Married taxpayers — including same-sex and non‑traditional couples — will have gendered terms removed and certain rules clarified so tax rules apply equally regardless of spouses' gender, reducing ambiguity and potential discrimination.
All taxpayers and tax administrators will benefit from consistent, gender‑neutral statutory language, which simplifies interpretation and enforcement and should reduce disputes and administrative friction over time.
Employers and retirement‑plan administrators will see clearer beneficiary and relationship references (spouse, dependents), lowering the risk of disputes about who qualifies for benefits.
Taxpayers and tax professionals will incur short‑term compliance costs to update tax software, forms, instructions, and filing practices to reflect the new wording.
The IRS, Treasury, and state tax agencies must allocate resources to issue new regulations, guidance, and training to implement the wording changes, imposing administrative costs and possible delays in clarity.
Some taxpayers — notably small‑business owners and those in narrow tax‑planning situations — may face uncertainty because treating married couples as a single person in certain provisions could change tax treatment until agencies issue guidance.
Based on analysis of 3 sections of legislative text.
Replaces gendered spouse/pronoun language across many Internal Revenue Code provisions with gender-neutral terms and updates related cross-references.
Makes the Internal Revenue Code use gender-neutral and spouse-neutral words throughout federal tax law.
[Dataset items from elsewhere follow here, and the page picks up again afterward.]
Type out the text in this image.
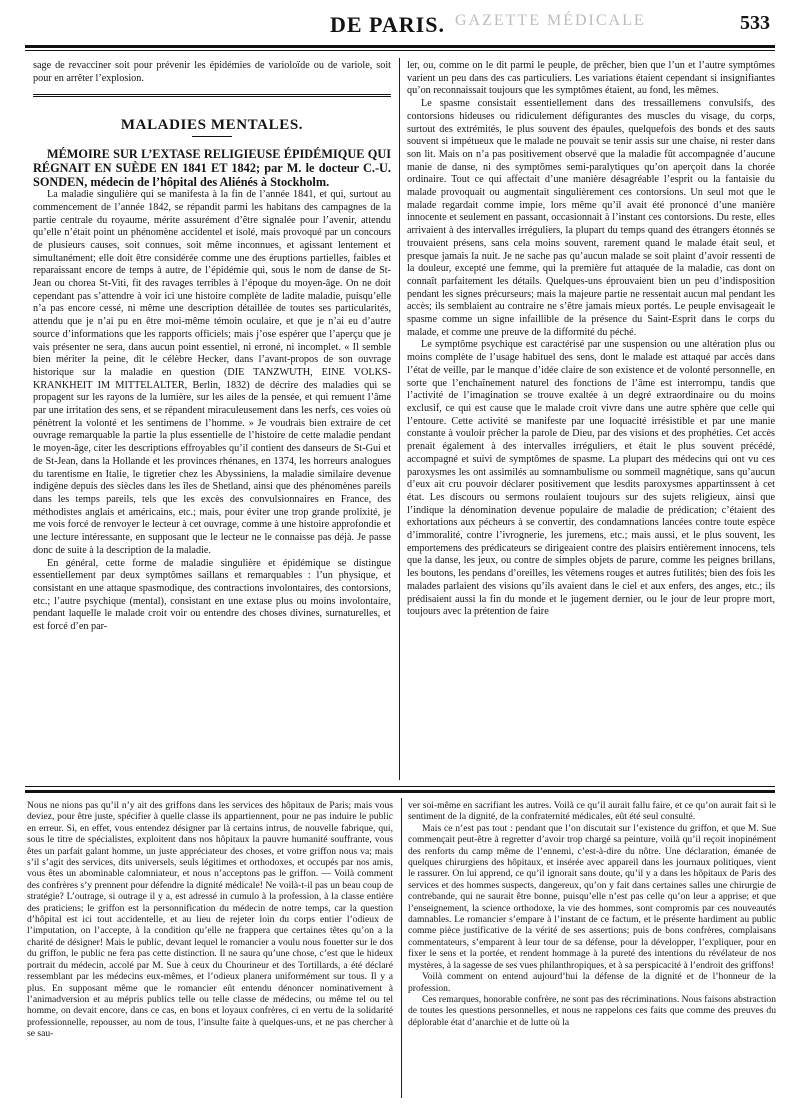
GAZETTE MÉDICALE
DE PARIS.	533

sage de revacciner soit pour prévenir les épidémies de varioloïde ou de variole, soit pour en arrêter l’explosion.

MALADIES MENTALES.

MÉMOIRE SUR L’EXTASE RELIGIEUSE ÉPIDÉMIQUE QUI RÉGNAIT EN SUÈDE EN 1841 ET 1842; par M. le docteur C.-U. SONDEN, médecin de l’hôpital des Aliénés à Stockholm.

La maladie singulière qui se manifesta à la fin de l’année 1841, et qui, surtout au commencement de l’année 1842, se répandit parmi les habitans des campagnes de la partie centrale du royaume, mérite assurément d’être signalée pour l’avenir, attendu qu’elle n’était point un phénomène accidentel et isolé, mais provoqué par un concours de plusieurs causes, soit connues, soit même inconnues, et agissant lentement et simultanément; elle doit être considérée comme une des éruptions partielles, faibles et reparaissant encore de temps à autre, de l’épidémie qui, sous le nom de danse de St-Jean ou chorea St-Viti, fit des ravages terribles à l’époque du moyen-âge. On ne doit cependant pas s’attendre à voir ici une histoire complète de ladite maladie, puisqu’elle n’a pas encore cessé, ni même une description détaillée de toutes ses particularités, attendu que je n’ai pu en être moi-même témoin oculaire, et que je n’ai eu d’autre source d’informations que les rapports officiels; mais j’ose espérer que l’aperçu que je vais présenter ne sera, dans aucun point essentiel, ni erroné, ni incomplet. « Il semble bien mériter la peine, dit le célèbre Hecker, dans l’avant-propos de son ouvrage historique sur la maladie en question (DIE TANZWUTH, EINE VOLKS-KRANKHEIT IM MITTELALTER, Berlin, 1832) de décrire des maladies qui se propagent sur les rayons de la lumière, sur les ailes de la pensée, et qui remuent l’âme par une irritation des sens, et se répandent miraculeusement dans les nerfs, ces voies où pénètrent la volonté et les sentimens de l’homme. » Je voudrais bien extraire de cet ouvrage remarquable la partie la plus essentielle de l’histoire de cette maladie pendant le moyen-âge, citer les descriptions effroyables qu’il contient des danseurs de St-Gui et de St-Jean, dans la Hollande et les provinces rhénanes, en 1374, les horreurs analogues du tarentisme en Italie, le tigretier chez les Abyssiniens, la maladie similaire devenue indigène depuis des siècles dans les îles de Shetland, ainsi que des phénomènes pareils dans les temps pareils, tels que les excès des convulsionnaires en France, des méthodistes anglais et américains, etc.; mais, pour éviter une trop grande prolixité, je me vois forcé de renvoyer le lecteur à cet ouvrage, comme à une histoire approfondie et une lecture intéressante, en supposant que le lecteur ne le connaisse pas déjà. Je passe donc de suite à la description de la maladie.

En général, cette forme de maladie singulière et épidémique se distingue essentiellement par deux symptômes saillans et remarquables : l’un physique, et consistant en une attaque spasmodique, des contractions involontaires, des contorsions, etc.; l’autre psychique (mental), consistant en une extase plus ou moins involontaire, pendant laquelle le malade croit voir ou entendre des choses divines, surnaturelles, et est forcé d’en par-

ler, ou, comme on le dit parmi le peuple, de prêcher, bien que l’un et l’autre symptômes varient un peu dans des cas particuliers. Les variations étaient cependant si insignifiantes qu’on reconnaissait toujours que les symptômes étaient, au fond, les mêmes.

Le spasme consistait essentiellement dans des tressaillemens convulsifs, des contorsions hideuses ou ridiculement défigurantes des muscles du visage, du corps, surtout des extrémités, le plus souvent des épaules, quelquefois des bonds et des sauts souvent si impétueux que le malade ne pouvait se tenir assis sur une chaise, ni rester dans son lit. Mais on n’a pas positivement observé que la maladie fût accompagnée d’aucune manie de danse, ni des symptômes semi-paralytiques qu’on aperçoit dans la chorée ordinaire. Tout ce qui affectait d’une manière désagréable l’esprit ou la fantaisie du malade provoquait ou augmentait singulièrement ces contorsions. Un seul mot que le malade regardait comme impie, lors même qu’il avait été prononcé d’une manière innocente et seulement en passant, occasionnait à l’instant ces contorsions. Du reste, elles arrivaient à des intervalles irréguliers, la plupart du temps quand des étrangers étonnés se trouvaient présens, sans cela moins souvent, rarement quand le malade était seul, et presque jamais la nuit. Je ne sache pas qu’aucun malade se soit plaint d’avoir ressenti de la douleur, excepté une femme, qui la première fut attaquée de la maladie, cas dont on connaît parfaitement les détails. Quelques-uns éprouvaient bien un peu d’indisposition pendant les signes précurseurs; mais la majeure partie ne ressentait aucun mal pendant les accès; ils semblaient au contraire ne s’être jamais mieux portés. Le peuple envisageait le spasme comme un signe infaillible de la présence du Saint-Esprit dans le corps du malade, et comme une preuve de la difformité du péché.

Le symptôme psychique est caractérisé par une suspension ou une altération plus ou moins complète de l’usage habituel des sens, dont le malade est attaqué par accès dans l’état de veille, par le manque d’idée claire de son existence et de volonté personnelle, en sorte que l’enchaînement naturel des fonctions de l’âme est interrompu, tandis que l’activité de l’imagination se trouve exaltée à un degré extraordinaire ou du moins exclusif, ce qui est cause que le malade croit vivre dans une autre sphère que celle qui l’entoure. Cette activité se manifeste par une loquacité irrésistible et par une manie constante à vouloir prêcher la parole de Dieu, par des visions et des prophéties. Cet accès prenait également à des intervalles irréguliers, et était le plus souvent précédé, accompagné et suivi de symptômes de spasme. La plupart des médecins qui ont vu ces paroxysmes les ont assimilés au somnambulisme ou sommeil magnétique, sans qu’aucun d’eux ait cru pouvoir déclarer positivement que lesdits paroxysmes appartinssent à cet état. Les discours ou sermons roulaient toujours sur des sujets religieux, ainsi que l’indique la dénomination devenue populaire de maladie de prédication; c’étaient des exhortations aux pécheurs à se convertir, des condamnations lancées contre toute espèce d’immoralité, contre l’ivrognerie, les juremens, etc.; mais aussi, et le plus souvent, les emportemens des prédicateurs se dirigeaient contre des plaisirs entièrement innocens, tels que la danse, les jeux, ou contre de simples objets de parure, comme les peignes brillans, les boutons, les pendans d’oreilles, les vêtemens rouges et autres futilités; bien des fois les malades parlaient des visions qu’ils avaient dans le ciel et aux enfers, des anges, etc.; ils prédisaient aussi la fin du monde et le jugement dernier, ou le jour de leur propre mort, toujours avec la prétention de faire

Nous ne nions pas qu’il n’y ait des griffons dans les services des hôpitaux de Paris; mais vous deviez, pour être juste, spécifier à quelle classe ils appartiennent, pour ne pas induire le public en erreur. Si, en effet, vous entendez désigner par là certains intrus, de nouvelle fabrique, qui, sous le titre de spécialistes, exploitent dans nos hôpitaux la pauvre humanité souffrante, vous êtes un parfait galant homme, un juste appréciateur des choses, et votre griffon nous va; mais s’il s’agit des services, dits universels, seuls légitimes et orthodoxes, et occupés par nos amis, vous êtes un abominable calomniateur, et nous n’acceptons pas le griffon. — Voilà comment des confrères s’y prennent pour défendre la dignité médicale! Ne voilà-t-il pas un beau coup de stratégie? L’outrage, si outrage il y a, est adressé in cumulo à la profession, à la classe entière des praticiens; le griffon est la personnification du médecin de notre temps, car la question d’hôpital est ici tout accidentelle, et au lieu de rejeter loin du corps entier l’odieux de l’imputation, on l’accepte, à la condition qu’elle ne frappera que certaines têtes qu’on a la charité de désigner! Mais le public, devant lequel le romancier a voulu nous fouetter sur le dos du griffon, le public ne fera pas cette distinction. Il ne saura qu’une chose, c’est que le hideux portrait du médecin, accolé par M. Sue à ceux du Chourineur et des Tortillards, a été déclaré ressemblant par les médecins eux-mêmes, et l’odieux planera uniformément sur tous. Il y a plus. En supposant même que le romancier eût entendu dénoncer nominativement à l’animadversion et au mépris publics telle ou telle classe de médecins, ou même tel ou tel homme, on devait encore, dans ce cas, en bons et loyaux confrères, ci en vertu de la solidarité professionnelle, repousser, au nom de tous, l’insulte faite à quelques-uns, et ne pas chercher à se sau-

ver soi-même en sacrifiant les autres. Voilà ce qu’il aurait fallu faire, et ce qu’on aurait fait si le sentiment de la dignité, de la confraternité médicales, eût été seul consulté.

Mais ce n’est pas tout : pendant que l’on discutait sur l’existence du griffon, et que M. Sue commençait peut-être à regretter d’avoir trop chargé sa peinture, voilà qu’il reçoit inopinément des renforts du camp même de l’ennemi, c’est-à-dire du nôtre. Une déclaration, émanée de quelques chirurgiens des hôpitaux, et insérée avec appareil dans les journaux politiques, vient le rassurer. On lui apprend, ce qu’il ignorait sans doute, qu’il y a dans les hôpitaux de Paris des services et des hommes suspects, dangereux, qu’on y fait dans certaines salles une chirurgie de contrebande, qui ne saurait être bonne, puisqu’elle n’est pas celle qu’on leur a apprise; et que l’enseignement, la science orthodoxe, la vie des hommes, sont compromis par ces nouveautés damnables. Le romancier s’empare à l’instant de ce factum, et le présente hardiment au public comme pièce justificative de la vérité de ses assertions; puis de bons confrères, complaisans commentateurs, s’emparent à leur tour de sa défense, pour la développer, l’expliquer, pour en fixer le sens et la portée, et rendent hommage à la pureté des intentions du révélateur de nos mystères, à la sagesse de ses vues philanthropiques, et à sa perspicacité à l’endroit des griffons!

Voilà comment on entend aujourd’hui la défense de la dignité et de l’honneur de la profession.

Ces remarques, honorable confrère, ne sont pas des récriminations. Nous faisons abstraction de toutes les questions personnelles, et nous ne rappelons ces faits que comme des preuves du déplorable état d’anarchie et de lutte où la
It replaces gendered terms like “husband,” “wife,” “his,” and “hers” with neutral phrasing such as “married couple,” “the taxpayer,” or “the taxpayer’s spouse,” and updates related cross-references so the text of many tax provisions reads inclusively. The changes are mostly word substitutions across numerous tax code sections and do not change dollar amounts, deadlines, or new tax benefits; however, a few edits adjust how certain cross-references operate (for example, treating spouses and their estates together for a referenced rule), which could have narrow legal effects and will require IRS updates to forms, guidance, and systems.